Appassionato della lingua inglese e della cultura anglosassone (“Penso in inglese e scrivo in italiano”), che considerava antidoto alla provinciale meschinità fascista, è stato uno degli scrittori italiani più liberi e innovatori, capace di rivoluzionare il linguaggio, lo spirito, il sentire di intere generazioni di lettori. Bellissimi La malora (1954), Primavera di bellezza (1959), Una questione privata (1963), resta Il partigiano Johnny il suo romanzo-cardine, una storia che da una vita piccola – uno studente che dopo l’8 settembre si unisce ai partigiani – riesce a diventare universale. Il libro fu pubblicato postumo, come molti altri, nel 1968. Fenoglio se ne era andato a febbraio del 1963, stroncato da un cancro ai bronchi.

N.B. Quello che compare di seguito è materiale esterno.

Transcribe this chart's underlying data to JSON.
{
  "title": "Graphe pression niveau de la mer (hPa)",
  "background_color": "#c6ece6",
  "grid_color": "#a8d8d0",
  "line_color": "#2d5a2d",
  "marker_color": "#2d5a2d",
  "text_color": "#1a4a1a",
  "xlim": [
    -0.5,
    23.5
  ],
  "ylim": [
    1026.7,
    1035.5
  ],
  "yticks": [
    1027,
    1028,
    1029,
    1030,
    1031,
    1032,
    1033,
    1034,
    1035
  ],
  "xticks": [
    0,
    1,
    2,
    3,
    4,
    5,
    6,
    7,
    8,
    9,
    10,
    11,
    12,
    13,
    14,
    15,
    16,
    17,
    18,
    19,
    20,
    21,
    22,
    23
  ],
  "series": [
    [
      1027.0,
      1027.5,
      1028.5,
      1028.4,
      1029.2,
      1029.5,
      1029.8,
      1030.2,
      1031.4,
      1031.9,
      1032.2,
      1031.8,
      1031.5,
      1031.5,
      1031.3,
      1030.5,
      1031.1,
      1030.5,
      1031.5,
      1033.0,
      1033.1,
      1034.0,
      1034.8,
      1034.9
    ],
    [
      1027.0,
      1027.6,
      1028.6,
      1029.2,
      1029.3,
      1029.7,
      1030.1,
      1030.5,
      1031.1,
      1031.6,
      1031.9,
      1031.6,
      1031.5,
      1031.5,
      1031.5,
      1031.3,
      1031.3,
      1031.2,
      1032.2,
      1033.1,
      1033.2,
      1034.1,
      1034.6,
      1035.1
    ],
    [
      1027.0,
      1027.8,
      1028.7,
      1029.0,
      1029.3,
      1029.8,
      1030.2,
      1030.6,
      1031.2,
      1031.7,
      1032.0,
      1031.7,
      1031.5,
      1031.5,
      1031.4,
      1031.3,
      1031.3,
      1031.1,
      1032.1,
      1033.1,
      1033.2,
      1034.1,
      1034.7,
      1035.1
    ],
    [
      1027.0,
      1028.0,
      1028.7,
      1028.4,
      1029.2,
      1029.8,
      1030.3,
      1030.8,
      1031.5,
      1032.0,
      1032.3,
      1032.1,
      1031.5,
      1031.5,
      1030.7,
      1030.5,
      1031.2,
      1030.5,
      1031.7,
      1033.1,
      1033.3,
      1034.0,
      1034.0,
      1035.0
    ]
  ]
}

In appena 41 anni di vita era riuscito a produrre romanzi e racconti a getto continuo (la maggior parte diffusi dopo la sua morte), a sposarsi con rito civile dopo un lungo fidanzamento con Luciana Bombardi e a mettere al mondo, nel 1961, la figlia Margherita, oggi brillante avvocato. Proprio lei di recente ha celebrato il ricordo del padre perso quando aveva appena due anni, sottolineandone lo strettissimo rapporto con la sua terra, le Langhe, “per Fenoglio autentica metafora dell’asprezza del vivere”, l’antico disgusto per il fascismo (“Al liceo gli fu assegnato un tema sui rapporti tra impero romano e regime: consegnò un foglio bianco”), il rapporto critico con la Resistenza (“Non ne ha mai negato l’importanza per la democrazia, ma non ne fece l’apologia, pur avendovi preso parte: ne illustrò le debolezze e i nodi irrisolti”) e persino con la scrittura, che pure sconvolse con il suo stile che mescolava sapientemente termini ricercati, parole nuove e dialetto: “Non scrivo certo per divertimento – amava dire – Ci faccio una fatica nera. La più facile delle mie pagine esce spensierata dopo una decina di penosi rifacimenti”.